Seminal Punk Rocker Mike Watt Keeps it Econo-lined 

Watt does 51 stops in 52 days

Seminal bassist Mike Watt doesn't avoid the big questions in his songwriting. In fact, he begins his most recent release, Hyphenated-Man (Clenchedwrench), with one: "Now what came first, the thought or the man?"

At 53, Watt is using his Ford Econoline 350 van, which he calls his "boat," to carve a counterclockwise ellipse through North America from Southern California to the East Coast, through Canada and back down the West Coast. Joined by the Missing Men, he's making 51 tour stops in 52 days--including one in Boise on Sunday, April 24--hobbling on a bad knee and nursing a sore throat, making daily entries in his online tour diary, practicing English with his Japanese friend Eiko-San via Skype, and displaying earnest good-naturedness in phone interviews--sometimes several in a day--along the way. Watt could be called the hardest working man in punk rock if it didn't seem like such an insincere cliche.

"Boise is really happening for touring because it's between Salt Lake City and the Northwest," Watt said, with the shrewdness of someone who has been touring for decades--he has an impressive punk rock resume and was awarded the Bass Player Magazine Liftetime Achievement Award in 2008.

Watt and his childhood friend D. Boon formed the Minutemen, an apropos name given that band was all about economy: fast songs, inexpensive recording, touring for short periods of time. The iconic, iconoclastic trio became one of the most influential punk bands of the '80s. After Boon died in an auto accident, Watt played with several other bands, including Firehose, Dos and Porno for Pyros. He's recently been providing bass for Iggy and the Stooges and will kick off another tour with them at the end of May.

Watt speaks--and writes in his tour diary--with a dialect and lexicon that seem all his own. Its myriad components include nautical terms gleaned as the son of a Navy sailor, as well as fragments of other languages.

"What I want to do [with the diary] is try and make things so it seems casual," he said.

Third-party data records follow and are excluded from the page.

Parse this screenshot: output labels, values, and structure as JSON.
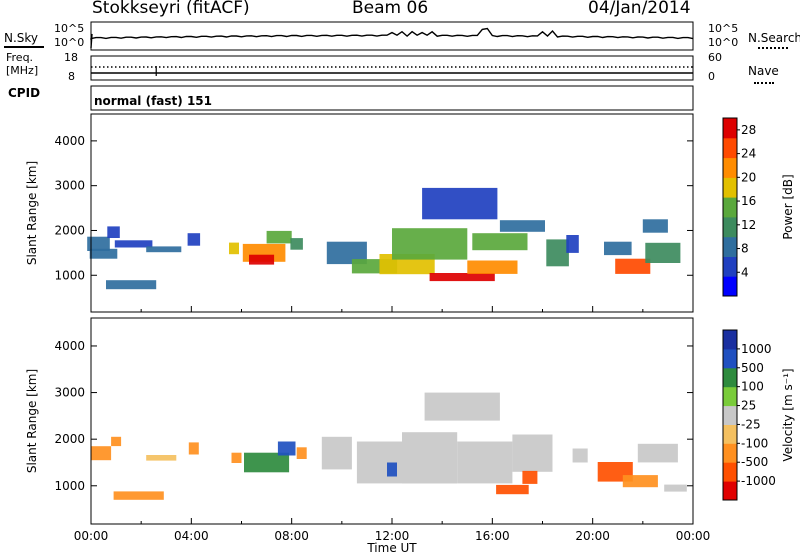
{
  "header": {
    "station": "Stokkseyri (fitACF)",
    "beam": "Beam 06",
    "date": "04/Jan/2014"
  },
  "noise_panel": {
    "left_label": "N.Sky",
    "right_label": "N.Search",
    "left_ticks": [
      "10^5",
      "10^0"
    ],
    "right_ticks": [
      "10^5",
      "10^0"
    ]
  },
  "freq_panel": {
    "left_label_1": "Freq.",
    "left_label_2": "[MHz]",
    "right_label": "Nave",
    "left_ticks": [
      "18",
      "8"
    ],
    "right_ticks": [
      "60",
      "0"
    ]
  },
  "cpid_panel": {
    "label": "CPID",
    "value": "normal (fast) 151"
  },
  "colors": {
    "power": [
      "#0000ff",
      "#2040c0",
      "#2f6e9e",
      "#3d8b5e",
      "#5aa83c",
      "#e2c000",
      "#ff8c00",
      "#ff4a00",
      "#dd0000"
    ],
    "velocity": [
      "#e00000",
      "#ff5000",
      "#ff9020",
      "#f4c060",
      "#c8c8c8",
      "#7acc3a",
      "#2e8b3e",
      "#2050c0",
      "#1a2fa0"
    ]
  },
  "chart_data": [
    {
      "type": "heatmap",
      "title": "Power",
      "ylabel": "Slant Range [km]",
      "ylim": [
        180,
        4600
      ],
      "yticks": [
        "4000",
        "3000",
        "2000",
        "1000"
      ],
      "colorbar": {
        "label": "Power [dB]",
        "ticks": [
          "28",
          "24",
          "20",
          "16",
          "12",
          "8",
          "4"
        ],
        "range": [
          0,
          30
        ]
      },
      "cells": [
        {
          "t": 0.3,
          "r": 1700,
          "dt": 0.9,
          "dr": 320,
          "v": 7
        },
        {
          "t": 0.5,
          "r": 1480,
          "dt": 1.1,
          "dr": 220,
          "v": 9
        },
        {
          "t": 0.9,
          "r": 1960,
          "dt": 0.5,
          "dr": 260,
          "v": 6
        },
        {
          "t": 1.6,
          "r": 790,
          "dt": 2.0,
          "dr": 200,
          "v": 9
        },
        {
          "t": 1.7,
          "r": 1700,
          "dt": 1.5,
          "dr": 160,
          "v": 5
        },
        {
          "t": 2.9,
          "r": 1580,
          "dt": 1.4,
          "dr": 130,
          "v": 8
        },
        {
          "t": 4.1,
          "r": 1800,
          "dt": 0.5,
          "dr": 280,
          "v": 5
        },
        {
          "t": 5.7,
          "r": 1600,
          "dt": 0.4,
          "dr": 260,
          "v": 18
        },
        {
          "t": 6.9,
          "r": 1500,
          "dt": 1.7,
          "dr": 400,
          "v": 22
        },
        {
          "t": 6.8,
          "r": 1350,
          "dt": 1.0,
          "dr": 220,
          "v": 27
        },
        {
          "t": 7.5,
          "r": 1850,
          "dt": 1.0,
          "dr": 280,
          "v": 14
        },
        {
          "t": 8.2,
          "r": 1700,
          "dt": 0.5,
          "dr": 260,
          "v": 11
        },
        {
          "t": 10.2,
          "r": 1500,
          "dt": 1.6,
          "dr": 500,
          "v": 9
        },
        {
          "t": 11.3,
          "r": 1200,
          "dt": 1.8,
          "dr": 320,
          "v": 15
        },
        {
          "t": 12.6,
          "r": 1250,
          "dt": 2.2,
          "dr": 450,
          "v": 19
        },
        {
          "t": 13.5,
          "r": 1700,
          "dt": 3.0,
          "dr": 700,
          "v": 14
        },
        {
          "t": 14.8,
          "r": 960,
          "dt": 2.6,
          "dr": 180,
          "v": 27
        },
        {
          "t": 16.0,
          "r": 1180,
          "dt": 2.0,
          "dr": 300,
          "v": 23
        },
        {
          "t": 16.3,
          "r": 1750,
          "dt": 2.2,
          "dr": 380,
          "v": 16
        },
        {
          "t": 17.2,
          "r": 2100,
          "dt": 1.8,
          "dr": 260,
          "v": 9
        },
        {
          "t": 14.7,
          "r": 2600,
          "dt": 3.0,
          "dr": 700,
          "v": 6
        },
        {
          "t": 18.6,
          "r": 1500,
          "dt": 0.9,
          "dr": 600,
          "v": 12
        },
        {
          "t": 19.2,
          "r": 1700,
          "dt": 0.5,
          "dr": 400,
          "v": 5
        },
        {
          "t": 21.0,
          "r": 1600,
          "dt": 1.1,
          "dr": 300,
          "v": 9
        },
        {
          "t": 21.6,
          "r": 1200,
          "dt": 1.4,
          "dr": 340,
          "v": 24
        },
        {
          "t": 22.8,
          "r": 1500,
          "dt": 1.4,
          "dr": 450,
          "v": 13
        },
        {
          "t": 22.5,
          "r": 2100,
          "dt": 1.0,
          "dr": 300,
          "v": 7
        }
      ]
    },
    {
      "type": "heatmap",
      "title": "Velocity",
      "xlabel": "Time UT",
      "ylabel": "Slant Range [km]",
      "ylim": [
        180,
        4600
      ],
      "yticks": [
        "4000",
        "3000",
        "2000",
        "1000"
      ],
      "xticks": [
        "00:00",
        "04:00",
        "08:00",
        "12:00",
        "16:00",
        "20:00",
        "00:00"
      ],
      "colorbar": {
        "label": "Velocity [m s⁻¹]",
        "ticks": [
          "1000",
          "500",
          "100",
          "25",
          "-25",
          "-100",
          "-500",
          "-1000"
        ]
      },
      "cells": [
        {
          "t": 0.4,
          "r": 1700,
          "dt": 0.8,
          "dr": 300,
          "v": -200
        },
        {
          "t": 1.0,
          "r": 1950,
          "dt": 0.4,
          "dr": 200,
          "v": -300
        },
        {
          "t": 1.9,
          "r": 790,
          "dt": 2.0,
          "dr": 180,
          "v": -400
        },
        {
          "t": 2.8,
          "r": 1600,
          "dt": 1.2,
          "dr": 120,
          "v": -80
        },
        {
          "t": 4.1,
          "r": 1800,
          "dt": 0.4,
          "dr": 260,
          "v": -120
        },
        {
          "t": 5.8,
          "r": 1600,
          "dt": 0.4,
          "dr": 220,
          "v": -300
        },
        {
          "t": 7.0,
          "r": 1500,
          "dt": 1.8,
          "dr": 420,
          "v": 150
        },
        {
          "t": 7.8,
          "r": 1800,
          "dt": 0.7,
          "dr": 300,
          "v": 600
        },
        {
          "t": 8.4,
          "r": 1700,
          "dt": 0.4,
          "dr": 250,
          "v": -100
        },
        {
          "t": 9.8,
          "r": 1700,
          "dt": 1.2,
          "dr": 700,
          "v": 0
        },
        {
          "t": 11.5,
          "r": 1500,
          "dt": 1.8,
          "dr": 900,
          "v": 0
        },
        {
          "t": 13.5,
          "r": 1600,
          "dt": 2.2,
          "dr": 1100,
          "v": 0
        },
        {
          "t": 15.7,
          "r": 1500,
          "dt": 2.2,
          "dr": 900,
          "v": 0
        },
        {
          "t": 17.6,
          "r": 1700,
          "dt": 1.6,
          "dr": 800,
          "v": 0
        },
        {
          "t": 14.8,
          "r": 2700,
          "dt": 3.0,
          "dr": 600,
          "v": 0
        },
        {
          "t": 12.0,
          "r": 1350,
          "dt": 0.4,
          "dr": 300,
          "v": 700
        },
        {
          "t": 16.8,
          "r": 920,
          "dt": 1.3,
          "dr": 200,
          "v": -500
        },
        {
          "t": 17.5,
          "r": 1180,
          "dt": 0.6,
          "dr": 280,
          "v": -700
        },
        {
          "t": 20.9,
          "r": 1300,
          "dt": 1.4,
          "dr": 420,
          "v": -800
        },
        {
          "t": 21.9,
          "r": 1100,
          "dt": 1.4,
          "dr": 260,
          "v": -400
        },
        {
          "t": 22.6,
          "r": 1700,
          "dt": 1.6,
          "dr": 400,
          "v": 0
        },
        {
          "t": 23.3,
          "r": 950,
          "dt": 0.9,
          "dr": 150,
          "v": 0
        },
        {
          "t": 19.5,
          "r": 1650,
          "dt": 0.6,
          "dr": 300,
          "v": 0
        }
      ]
    }
  ]
}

Others sleep and wake up, but Watt konks and pops. Others arrive and leave, but he drops anchor and pulls up anchor. In Watt's universe, 8:30 is eight and a half bells. And if he feels ashamed of his behavior, he might call himself a baka (idiot).

Watt's diary entries typically begin with waking up and end with konking on a couch somewhere. In between, he's likely to mention driving the van, people he met, food he ate, local spots he enjoyed, how the concert went and whatever else may be rattling around in his head. A recent topic is concern for Japanese earthquake victims.

"What I'm trying to do with the diaries is get people interested in having first-hand experiences for themselves--not like mine are so special, but there's not one way to have them," Watt said. "Everybody's got their own way."

Watt's own way is through sprawling rock records that tell their own stories.

"I have stuff to say, and I can't do it in one song, so I have to make a big song," Watt said of Hyphenated-Man, his fourth solo release or what he calls his third opera.

His first opera, Contemplating the Engine Room, drew a parallel between the Navy life of his father and his own tenure as a member of the Minutemen. His second, The Secondman's Middle Stand, describes his struggle with an abscess that nearly killed him, and references Dante's Divine Comedy.

To Watt a concept album is "all this stuff around one idea."

"An opera is actually beginning, middle and end--a story," he said. And for the last couple decades, Watt's operas have been moving inward.

Hyphenated-Man is all about introspection. It's Watt trying to confront himself with what it's all about. He said it's what you'd see if you took a mirror, broke it into 30 pieces and stuck it right in his head. It's a fast moving, ferocious record, with only two of the songs breaking the two-minute mark. The titles of all 30 songs originated from "creatures" out of the works of 15th century painter Hieronymus Bosch. He first saw these paintings as a boy in a World Book Encyclopedia.

"They freaked me out," Watt said. "I was into dinosaurs and astronauts, too. They just seemed out of this world."

Many of the "men" featured in Watt's music came from The Garden of Earthly Delights, a busy painting with various surreal depictions of majesty, torment and human mutilation. Watt uses the men as metaphors that speak about, what he described as, being a middle-aged punk rocker--about bein' Mike Watt in his 50s.

Though he wants people to bring their own meanings to the songs, he did offer a few of his own. For instance "Thistle-Headed-Man" describes consequences of not being humble, while "Mouse-Headed-Man" speaks of the times when "you're a little too modest," Watt said.

A performance in a different city every day is ambitious to the point of absurdity.

"Well, Canada and the U.S. are big lands," Watt said. "I'm still missing some towns! But what could I do?"

It's all part of his "jam econo" philosophy, a word inspired by the model of his boat. Jamming econo is hard to pin down, but it has to do with good-natured practicality, moderation and staying true and focused on the music and the people. To Watt, jamming econo is carting four others and their equipment around the country in his well-maintained boat, taking care of himself, konking on friendly peoples' couches, and still finding time to enjoy the little things.